Sapaan dari wali kelasnya membuat Aila menunduk. Dirinya tidak berada di kelas, justru kini sedang di ruangan BK. Sejak beberapa menit lalu, Bundanya dan Mamanya Anika, sudah menunggu di ruangan ini. Sang wali kelas sedang terlambat membuat mereka terpaksa menunggu beberapa menit.

"Pagi," sahut Bundanya dengan sedikit senyum. Jelas terlihat di wajahnya bahwa dirinya kelas keberatan dengan panggilan wali murid ini.

"Jadi, sudah bisa kita mulai Ibu-ibu?"

Aila hanya mampu menunduk. Suara itu dari guru konseling mereka. Di sebelahnya, ada Anika dengan beberapa memar di wajahnya hasil karya Aila tentunya. Anggap saja itu pelampiasan emosi yang tertahan di hatinya beberapa tahun ini hasil perangai dari orang tuanya.

"Jadi, Ibu-ibu, anak didik kita, Mikaila dan Anika, terlibat perkelahian kemarin. Entah apa pemicunya, Mikaila yang saya kenal itu murid pendiam bisa marah seperti kemarin. Ini saya dengar dari aduan murid-murid yang lain ya Bu." Papar Bu Laila, wali kelas Anika dan Aila.

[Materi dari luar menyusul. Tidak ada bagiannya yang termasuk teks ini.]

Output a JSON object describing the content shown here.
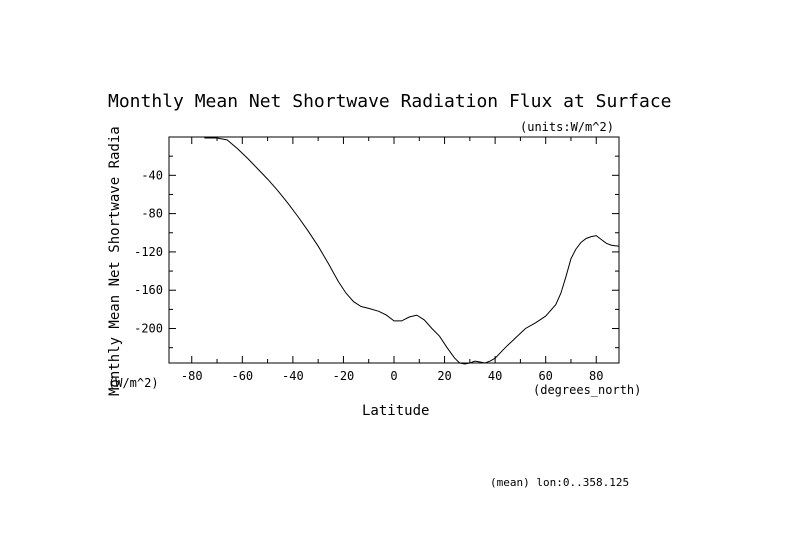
{
  "chart_data": {
    "type": "line",
    "title": "Monthly Mean Net Shortwave Radiation Flux at Surface",
    "units_label": "(units:W/m^2)",
    "xlabel": "Latitude",
    "x_unit_label": "(degrees_north)",
    "ylabel": "Monthly Mean Net Shortwave Radia",
    "y_unit_label": "(W/m^2)",
    "footnote": "(mean) lon:0..358.125",
    "xlim": [
      -89,
      89
    ],
    "ylim": [
      -236,
      0
    ],
    "x_ticks": [
      -80,
      -60,
      -40,
      -20,
      0,
      20,
      40,
      60,
      80
    ],
    "y_ticks": [
      -40,
      -80,
      -120,
      -160,
      -200
    ],
    "grid": false,
    "series": [
      {
        "x": [
          -75,
          -70,
          -66,
          -62,
          -58,
          -54,
          -50,
          -46,
          -42,
          -38,
          -34,
          -30,
          -26,
          -22,
          -19,
          -16,
          -13,
          -10,
          -6,
          -3,
          0,
          3,
          6,
          9,
          12,
          15,
          18,
          21,
          24,
          26,
          28,
          30,
          32,
          34,
          36,
          38,
          40,
          44,
          48,
          52,
          56,
          60,
          64,
          66,
          68,
          70,
          72,
          74,
          76,
          78,
          80,
          82,
          84,
          86,
          89
        ],
        "y": [
          -1,
          -1,
          -3,
          -12,
          -22,
          -33,
          -44,
          -56,
          -69,
          -83,
          -98,
          -114,
          -132,
          -151,
          -163,
          -172,
          -177,
          -179,
          -182,
          -186,
          -192,
          -192,
          -188,
          -186,
          -191,
          -200,
          -208,
          -220,
          -231,
          -236,
          -237,
          -236,
          -234,
          -235,
          -236,
          -234,
          -231,
          -220,
          -210,
          -200,
          -194,
          -187,
          -175,
          -163,
          -146,
          -127,
          -117,
          -110,
          -106,
          -104,
          -103,
          -107,
          -111,
          -113,
          -114
        ]
      }
    ]
  }
}
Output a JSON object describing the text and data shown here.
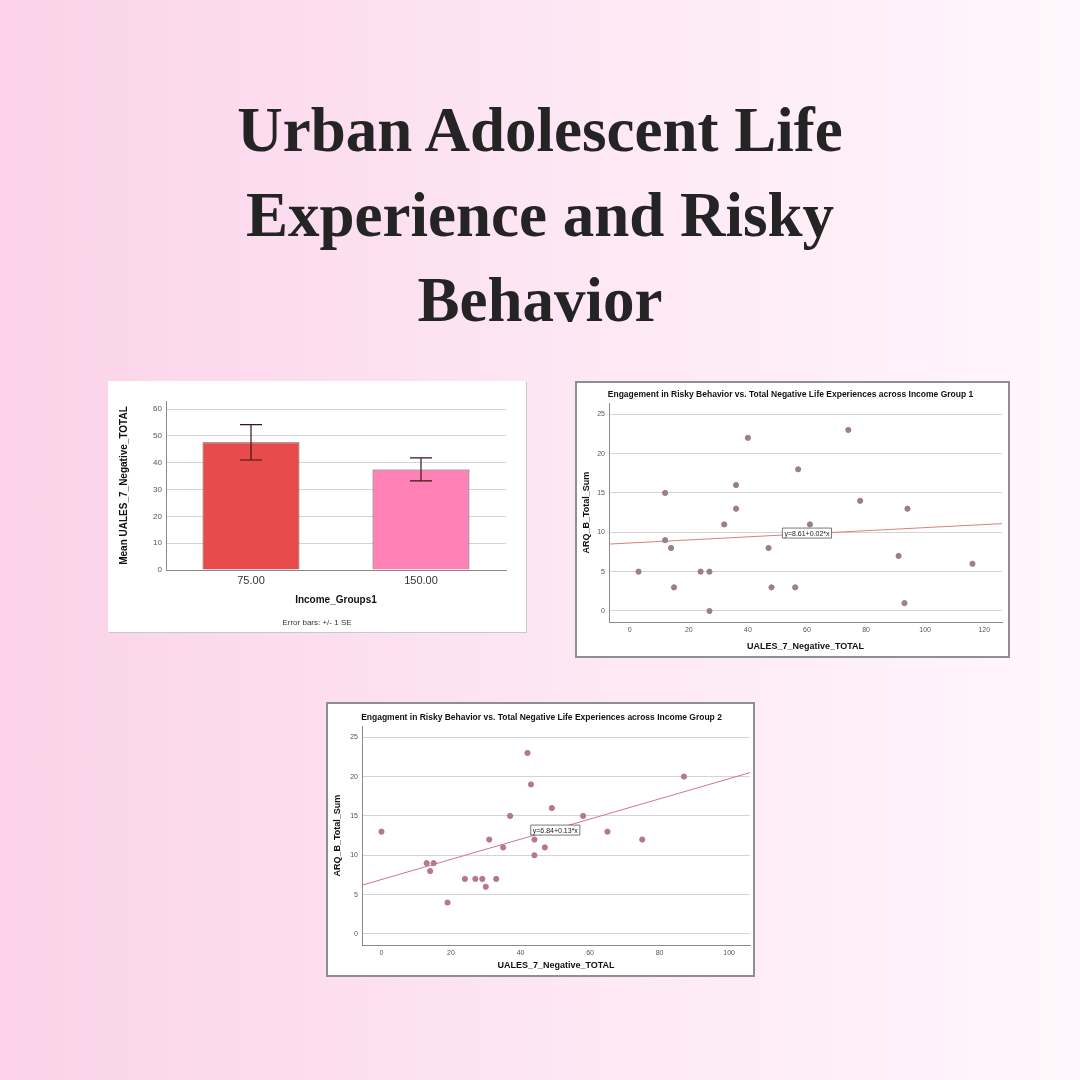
{
  "chart_data": [
    {
      "type": "other",
      "title": "Urban Adolescent Life Experience and Risky Behavior"
    },
    {
      "type": "bar",
      "categories": [
        "75.00",
        "150.00"
      ],
      "values": [
        47.6,
        37.5
      ],
      "errors": [
        6.6,
        4.3
      ],
      "colors": [
        "#e84b4b",
        "#ff82b6"
      ],
      "xlabel": "Income_Groups1",
      "ylabel": "Mean UALES_7_Negative_TOTAL",
      "ylim": [
        0,
        63
      ],
      "yticks": [
        0,
        10,
        20,
        30,
        40,
        50,
        60
      ],
      "grid": "y",
      "annotations": [
        "Error bars: +/- 1 SE"
      ]
    },
    {
      "type": "scatter",
      "title": "Engagement in Risky Behavior vs. Total Negative Life Experiences across Income Group 1",
      "xlabel": "UALES_7_Negative_TOTAL",
      "ylabel": "ARQ_B_Total_Sum",
      "xlim": [
        -7,
        126
      ],
      "ylim": [
        -1.4,
        26.4
      ],
      "xticks": [
        0,
        20,
        40,
        60,
        80,
        100,
        120
      ],
      "yticks": [
        0,
        5,
        10,
        15,
        20,
        25
      ],
      "grid": "y",
      "marker": "circle",
      "series": [
        {
          "type": "scatter",
          "color": "#9c7f89",
          "x": [
            3,
            12,
            12,
            14,
            15,
            24,
            27,
            27,
            32,
            36,
            36,
            40,
            47,
            48,
            56,
            57,
            61,
            74,
            78,
            91,
            93,
            94,
            116
          ],
          "values": [
            5,
            15,
            9,
            8,
            3,
            5,
            5,
            0,
            11,
            16,
            13,
            22,
            8,
            3,
            3,
            18,
            11,
            23,
            14,
            7,
            1,
            13,
            6
          ]
        },
        {
          "type": "line",
          "color": "#d98080",
          "marker": "none",
          "x": [
            -7,
            126
          ],
          "values": [
            8.5,
            11.1
          ]
        }
      ],
      "annotations": [
        {
          "text": "y=8.61+0.02*x",
          "x": 60,
          "y": 9.9
        }
      ]
    },
    {
      "type": "scatter",
      "title": "Engagment in Risky Behavior vs. Total Negative Life Experiences across Income Group 2",
      "xlabel": "UALES_7_Negative_TOTAL",
      "ylabel": "ARQ_B_Total_Sum",
      "xlim": [
        -5.6,
        106
      ],
      "ylim": [
        -1.4,
        26.4
      ],
      "xticks": [
        0,
        20,
        40,
        60,
        80,
        100
      ],
      "yticks": [
        0,
        5,
        10,
        15,
        20,
        25
      ],
      "grid": "y",
      "marker": "circle",
      "series": [
        {
          "type": "scatter",
          "color": "#b57889",
          "x": [
            0,
            13,
            14,
            15,
            19,
            24,
            27,
            29,
            30,
            31,
            33,
            35,
            37,
            42,
            43,
            44,
            44,
            47,
            49,
            58,
            65,
            75,
            87
          ],
          "values": [
            13,
            9,
            8,
            9,
            4,
            7,
            7,
            7,
            6,
            12,
            7,
            11,
            15,
            23,
            19,
            12,
            10,
            11,
            16,
            15,
            13,
            12,
            20
          ]
        },
        {
          "type": "line",
          "color": "#d47586",
          "marker": "none",
          "x": [
            -5.6,
            106
          ],
          "values": [
            6.2,
            20.5
          ]
        }
      ],
      "annotations": [
        {
          "text": "y=6.84+0.13*x",
          "x": 50,
          "y": 13.2
        }
      ]
    }
  ]
}
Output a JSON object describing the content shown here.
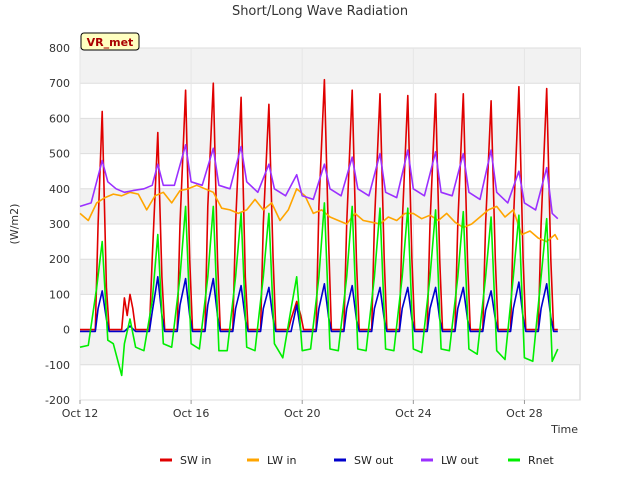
{
  "chart_data": {
    "type": "line",
    "title": "Short/Long Wave Radiation",
    "xlabel": "Time",
    "ylabel": "(W/m2)",
    "station_tag": "VR_met",
    "ylim": [
      -200,
      800
    ],
    "yticks": [
      -200,
      -100,
      0,
      100,
      200,
      300,
      400,
      500,
      600,
      700,
      800
    ],
    "xlim": [
      0,
      18
    ],
    "xticks": [
      {
        "x": 0,
        "label": "Oct 12"
      },
      {
        "x": 4,
        "label": "Oct 16"
      },
      {
        "x": 8,
        "label": "Oct 20"
      },
      {
        "x": 12,
        "label": "Oct 24"
      },
      {
        "x": 16,
        "label": "Oct 28"
      }
    ],
    "grid": true,
    "legend_position": "bottom",
    "day_peaks": {
      "x": [
        0.8,
        1.8,
        2.8,
        3.8,
        4.8,
        5.8,
        6.8,
        7.8,
        8.8,
        9.8,
        10.8,
        11.8,
        12.8,
        13.8,
        14.8,
        15.8,
        16.8
      ],
      "sw_in": [
        620,
        100,
        560,
        680,
        700,
        660,
        640,
        80,
        710,
        680,
        670,
        665,
        670,
        670,
        650,
        690,
        685
      ],
      "sw_out": [
        110,
        10,
        150,
        145,
        145,
        125,
        120,
        70,
        130,
        125,
        120,
        120,
        120,
        120,
        110,
        135,
        130
      ],
      "rnet": [
        250,
        30,
        270,
        350,
        350,
        330,
        330,
        150,
        360,
        350,
        345,
        345,
        340,
        335,
        320,
        325,
        315
      ]
    },
    "series": [
      {
        "name": "SW in",
        "color": "#e00000",
        "x": [
          0.0,
          0.55,
          0.65,
          0.8,
          0.95,
          1.05,
          1.5,
          1.6,
          1.7,
          1.8,
          1.9,
          2.0,
          2.1,
          2.5,
          2.6,
          2.8,
          2.95,
          3.05,
          3.5,
          3.6,
          3.8,
          3.95,
          4.05,
          4.5,
          4.6,
          4.8,
          4.95,
          5.05,
          5.5,
          5.6,
          5.8,
          5.95,
          6.05,
          6.5,
          6.6,
          6.8,
          6.95,
          7.05,
          7.5,
          7.6,
          7.8,
          7.95,
          8.05,
          8.5,
          8.6,
          8.8,
          8.95,
          9.05,
          9.5,
          9.6,
          9.8,
          9.95,
          10.05,
          10.5,
          10.6,
          10.8,
          10.95,
          11.05,
          11.5,
          11.6,
          11.8,
          11.95,
          12.05,
          12.5,
          12.6,
          12.8,
          12.95,
          13.05,
          13.5,
          13.6,
          13.8,
          13.95,
          14.05,
          14.5,
          14.6,
          14.8,
          14.95,
          15.05,
          15.5,
          15.6,
          15.8,
          15.95,
          16.05,
          16.5,
          16.6,
          16.8,
          16.95,
          17.05,
          17.2
        ],
        "y": [
          0,
          0,
          300,
          620,
          120,
          0,
          0,
          90,
          40,
          100,
          60,
          0,
          0,
          0,
          200,
          560,
          150,
          0,
          0,
          300,
          680,
          200,
          0,
          0,
          350,
          700,
          200,
          0,
          0,
          300,
          660,
          150,
          0,
          0,
          300,
          640,
          200,
          0,
          0,
          30,
          80,
          40,
          0,
          0,
          350,
          710,
          250,
          0,
          0,
          300,
          680,
          200,
          0,
          0,
          300,
          670,
          200,
          0,
          0,
          300,
          665,
          200,
          0,
          0,
          300,
          670,
          200,
          0,
          0,
          300,
          670,
          200,
          0,
          0,
          300,
          650,
          200,
          0,
          0,
          300,
          690,
          200,
          0,
          0,
          300,
          685,
          200,
          0,
          0
        ]
      },
      {
        "name": "LW in",
        "color": "#ffa500",
        "x": [
          0.0,
          0.3,
          0.6,
          0.9,
          1.2,
          1.5,
          1.8,
          2.1,
          2.4,
          2.7,
          3.0,
          3.3,
          3.6,
          3.9,
          4.2,
          4.5,
          4.8,
          5.1,
          5.4,
          5.7,
          6.0,
          6.3,
          6.6,
          6.9,
          7.2,
          7.5,
          7.8,
          8.1,
          8.4,
          8.7,
          9.0,
          9.3,
          9.6,
          9.9,
          10.2,
          10.5,
          10.8,
          11.1,
          11.4,
          11.7,
          12.0,
          12.3,
          12.6,
          12.9,
          13.2,
          13.5,
          13.8,
          14.1,
          14.4,
          14.7,
          15.0,
          15.3,
          15.6,
          15.9,
          16.2,
          16.5,
          16.8,
          17.1,
          17.2
        ],
        "y": [
          330,
          310,
          360,
          375,
          385,
          380,
          390,
          385,
          340,
          380,
          390,
          360,
          395,
          400,
          410,
          400,
          390,
          345,
          340,
          330,
          340,
          370,
          340,
          360,
          310,
          340,
          400,
          380,
          330,
          340,
          320,
          310,
          300,
          330,
          310,
          305,
          300,
          320,
          310,
          330,
          330,
          315,
          325,
          310,
          330,
          305,
          290,
          300,
          320,
          340,
          350,
          320,
          340,
          270,
          280,
          260,
          250,
          270,
          255
        ]
      },
      {
        "name": "SW out",
        "color": "#0000cc",
        "x": [
          0.0,
          0.55,
          0.65,
          0.8,
          0.95,
          1.05,
          1.6,
          1.8,
          2.0,
          2.5,
          2.6,
          2.8,
          2.95,
          3.05,
          3.5,
          3.6,
          3.8,
          3.95,
          4.05,
          4.5,
          4.6,
          4.8,
          4.95,
          5.05,
          5.5,
          5.6,
          5.8,
          5.95,
          6.05,
          6.5,
          6.6,
          6.8,
          6.95,
          7.05,
          7.6,
          7.8,
          7.95,
          8.5,
          8.6,
          8.8,
          8.95,
          9.05,
          9.5,
          9.6,
          9.8,
          9.95,
          10.05,
          10.5,
          10.6,
          10.8,
          10.95,
          11.05,
          11.5,
          11.6,
          11.8,
          11.95,
          12.05,
          12.5,
          12.6,
          12.8,
          12.95,
          13.05,
          13.5,
          13.6,
          13.8,
          13.95,
          14.05,
          14.5,
          14.6,
          14.8,
          14.95,
          15.05,
          15.5,
          15.6,
          15.8,
          15.95,
          16.05,
          16.5,
          16.6,
          16.8,
          16.95,
          17.05,
          17.2
        ],
        "y": [
          -5,
          -5,
          60,
          110,
          30,
          -5,
          -5,
          10,
          -5,
          -5,
          50,
          150,
          40,
          -5,
          -5,
          70,
          145,
          40,
          -5,
          -5,
          70,
          145,
          40,
          -5,
          -5,
          60,
          125,
          30,
          -5,
          -5,
          60,
          120,
          30,
          -5,
          -5,
          70,
          -5,
          -5,
          60,
          130,
          35,
          -5,
          -5,
          60,
          125,
          30,
          -5,
          -5,
          60,
          120,
          30,
          -5,
          -5,
          60,
          120,
          30,
          -5,
          -5,
          60,
          120,
          30,
          -5,
          -5,
          60,
          120,
          30,
          -5,
          -5,
          55,
          110,
          30,
          -5,
          -5,
          60,
          135,
          35,
          -5,
          -5,
          60,
          130,
          35,
          -5,
          -5
        ]
      },
      {
        "name": "LW out",
        "color": "#9b30ff",
        "x": [
          0.0,
          0.4,
          0.8,
          1.0,
          1.3,
          1.6,
          1.9,
          2.3,
          2.6,
          2.8,
          3.0,
          3.4,
          3.8,
          4.0,
          4.4,
          4.8,
          5.0,
          5.4,
          5.8,
          6.0,
          6.4,
          6.8,
          7.0,
          7.4,
          7.8,
          8.0,
          8.4,
          8.8,
          9.0,
          9.4,
          9.8,
          10.0,
          10.4,
          10.8,
          11.0,
          11.4,
          11.8,
          12.0,
          12.4,
          12.8,
          13.0,
          13.4,
          13.8,
          14.0,
          14.4,
          14.8,
          15.0,
          15.4,
          15.8,
          16.0,
          16.4,
          16.8,
          17.0,
          17.2
        ],
        "y": [
          350,
          360,
          480,
          420,
          400,
          390,
          395,
          400,
          410,
          470,
          410,
          410,
          525,
          420,
          410,
          515,
          410,
          400,
          520,
          420,
          390,
          470,
          400,
          380,
          440,
          380,
          370,
          470,
          400,
          380,
          490,
          400,
          380,
          500,
          390,
          375,
          510,
          400,
          380,
          505,
          390,
          380,
          500,
          390,
          370,
          510,
          390,
          360,
          450,
          360,
          340,
          460,
          330,
          315
        ]
      },
      {
        "name": "Rnet",
        "color": "#00ee00",
        "x": [
          0.0,
          0.3,
          0.6,
          0.8,
          1.0,
          1.2,
          1.5,
          1.6,
          1.8,
          2.0,
          2.3,
          2.6,
          2.8,
          3.0,
          3.3,
          3.6,
          3.8,
          4.0,
          4.3,
          4.6,
          4.8,
          5.0,
          5.3,
          5.6,
          5.8,
          6.0,
          6.3,
          6.6,
          6.8,
          7.0,
          7.3,
          7.6,
          7.8,
          8.0,
          8.3,
          8.6,
          8.8,
          9.0,
          9.3,
          9.6,
          9.8,
          10.0,
          10.3,
          10.6,
          10.8,
          11.0,
          11.3,
          11.6,
          11.8,
          12.0,
          12.3,
          12.6,
          12.8,
          13.0,
          13.3,
          13.6,
          13.8,
          14.0,
          14.3,
          14.6,
          14.8,
          15.0,
          15.3,
          15.6,
          15.8,
          16.0,
          16.3,
          16.6,
          16.8,
          17.0,
          17.2
        ],
        "y": [
          -50,
          -45,
          120,
          250,
          -30,
          -40,
          -130,
          -40,
          30,
          -50,
          -60,
          80,
          270,
          -40,
          -50,
          150,
          350,
          -40,
          -55,
          150,
          350,
          -60,
          -60,
          150,
          330,
          -50,
          -60,
          150,
          330,
          -40,
          -80,
          60,
          150,
          -60,
          -55,
          150,
          360,
          -55,
          -60,
          150,
          350,
          -55,
          -60,
          150,
          345,
          -55,
          -60,
          150,
          345,
          -55,
          -65,
          150,
          340,
          -55,
          -60,
          150,
          335,
          -55,
          -70,
          150,
          320,
          -60,
          -85,
          150,
          325,
          -80,
          -90,
          150,
          315,
          -90,
          -55
        ]
      }
    ]
  }
}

"Nah, saya sudah mencari tahu titik permasalahan mereka. Ternyata, permasalahan mereka ini sudah terjadi beberapa hari lalu. Murid yang saya tanyakan menceritakan secara detil permasalahan mereka."

Aila menatap takut ke arah Bundanya yang terlihat diam menyimak dengan wajah angkuh.

"Ternyata permasalahan mereka ini berawal dari ulangan biologi. Aila mendapatkan nilai 85, dan mendapatkan peringkat ketiga tertinggi di kelas. Sedangkan nilai Anika pas di KKM sehingga harus ikut juga remedial. Nah, harusnya remedial itu dilaksanakan Minggu depan, tapi Mikaila memaksa ingin remedial dilakukan hari itu juga. Hal itu membuat siswa yang lain tidak terima dan mengeroyok Mikaila saat jam istirahat di hari berikutnya," jelas Bu Laila, lagi.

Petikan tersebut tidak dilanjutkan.